The Federal Mine Safety and Health Act, 1977, was enacted to amend the Coal Act of 1969. Additionally, the statute merged the various laws governing safety and health standards for the various mining sectors. The Mine Improvement and New Emergency Response Act was ratified in 2006 requiring mining companies to maintain standard disaster response procedures.
Should the liability for injury resulting from accidents rest with the employee instead of the employer?
In determining the party to bear responsibility public policy factors and culpability of the parties has to be addressed. Public policy usually dictates that liability ought to rest with the party that can reasonably bear the cost of suit. As such, between employers and employee one has to consider who can bear any cost that arise from an accident. Such policy consideration is based on the premise that any party, that suffers damage, ought to be compensated. Therefore, employers are usually held responsible for any damages that may be awarded for they have the financial capability to bear the cost. Additionally, the employer is in a unique position of passing the cost of suit to customers as part of the selling price.

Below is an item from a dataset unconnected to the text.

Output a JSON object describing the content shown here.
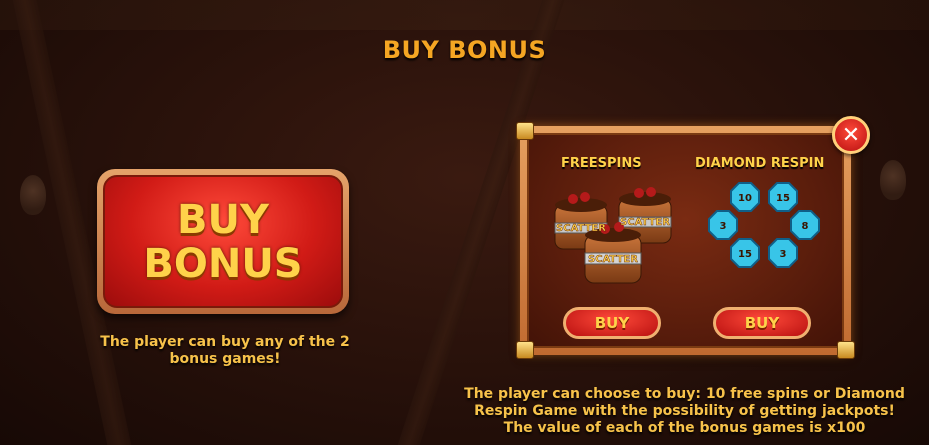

The law also requires that the party responsible for harm to others ought to be punished to act as deterrence and prevent reoccurrence. Typically, mining accidents are rarely within the control of an employee except, maybe, for the supervisor. The employer is responsible for providing a reasonable safe working conditions and putting in place measures to prevent accidents. Furthermore, the employer can regulate employees activities to ensure safety standards are met. The duty of care, to ensure safe working condition for the employee, is then passed to supervisors and foremen who ensure adherence to company’s policy.
Therefore, the employer ought to continue being liable for any accidents that occur for he is capable of meeting the financial cost. The employer is also capable of minimizing risk of accidents. However, supervisors ought to be liable for criminal negligence where accidents arises as a result of failure to implement corporate safety standards.